"Indeed and indeed—" she looked him in the eyes and lied sweetly—"'Twas I needed them, for it's the devil and all for me to get any flowers out of my own garden. My two old gardeners are that mean! Darby 'd begrudge me a daisy for fear it 'd leave an unsightly gap in the grass. There he is, watching me for fear I 'll pull a leaf. Darby, this is Mr. O'Conor, and I 'm showing him the garden."
"If he 'd come fifteen years ago, your Ladyship, or even ten years ago, he 'd have seen the like would have made his heart glad.
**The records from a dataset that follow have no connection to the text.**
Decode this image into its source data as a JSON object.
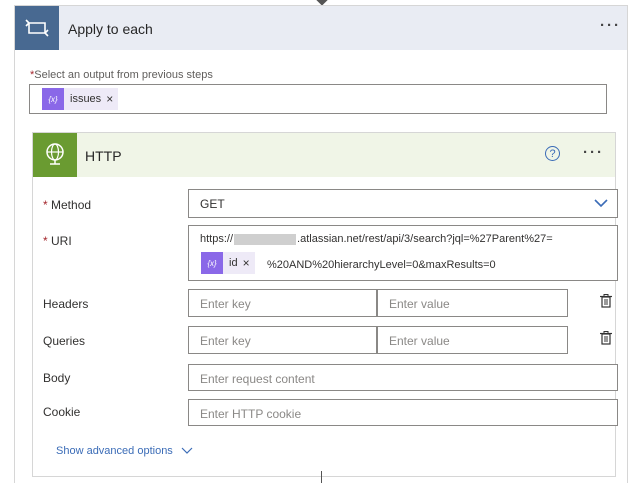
{
  "loop": {
    "title": "Apply to each",
    "more_label": "···",
    "select_label": "Select an output from previous steps",
    "required_mark": "*",
    "token": {
      "icon_text": "{x}",
      "text": "issues",
      "remove": "×"
    }
  },
  "http": {
    "title": "HTTP",
    "help_label": "?",
    "more_label": "···",
    "method": {
      "label": "Method",
      "value": "GET"
    },
    "uri": {
      "label": "URI",
      "line1_prefix": "https://",
      "line1_suffix": ".atlassian.net/rest/api/3/search?jql=%27Parent%27=",
      "token": {
        "icon_text": "{x}",
        "text": "id",
        "remove": "×"
      },
      "line2": "%20AND%20hierarchyLevel=0&maxResults=0"
    },
    "headers": {
      "label": "Headers",
      "key_placeholder": "Enter key",
      "value_placeholder": "Enter value"
    },
    "queries": {
      "label": "Queries",
      "key_placeholder": "Enter key",
      "value_placeholder": "Enter value"
    },
    "body": {
      "label": "Body",
      "placeholder": "Enter request content"
    },
    "cookie": {
      "label": "Cookie",
      "placeholder": "Enter HTTP cookie"
    },
    "advanced_label": "Show advanced options"
  },
  "colors": {
    "loop_header_bg": "#e9ecf3",
    "loop_icon_bg": "#486991",
    "http_header_bg": "#f0f5e7",
    "http_icon_bg": "#6a9b31",
    "token_icon_bg": "#8a68e8",
    "link_blue": "#3b6cb7"
  },
  "icons": [
    "loop-icon",
    "globe-icon",
    "help-icon",
    "chevron-down-icon",
    "delete-icon"
  ]
}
But in the latter years, with the bad weather that's in it, now too much rain and now not enough rain at all, and the wind that nothing is a shelter against, and the soil that's growing poor, for all the time that's spent on it, till it's hard to rear anything, even a head o' cabbage itself—m'lady, will you for God's sake leave off pulling at that hedge?"
She took him to see old Fenian in the paddock, and she liked the way he pulled the jumper's ears, ran his firm hand down the fetlocks.
"Was he a great horse?"
"Nearly the greatest of his day," she answered. "He never won a Grand National, but was third twice and second once. He had a great heart. No horse tried harder. The people loved him.... Kelleher, this is Mr. O'Conor, from America."
"From America, is it, your Ladyship? Oh, sure, they 've fine horses over there. But they 've got to come to us for the hunters. Begging your Ladyship's pardon, but was your Honor ever in Kansas City?"
"I was."
"D' your Honor ever meet a man named Hannigan out there? Red Hannigan, they called him, a holy terror for bloody murder, the same man was."
"I don't think so."
"He was n't as red as your Honor—begging your pardon—but sandy like. And he carried his head on one side on account of a belt in the gob he got in a wee argument out at the Lamb Doyle's."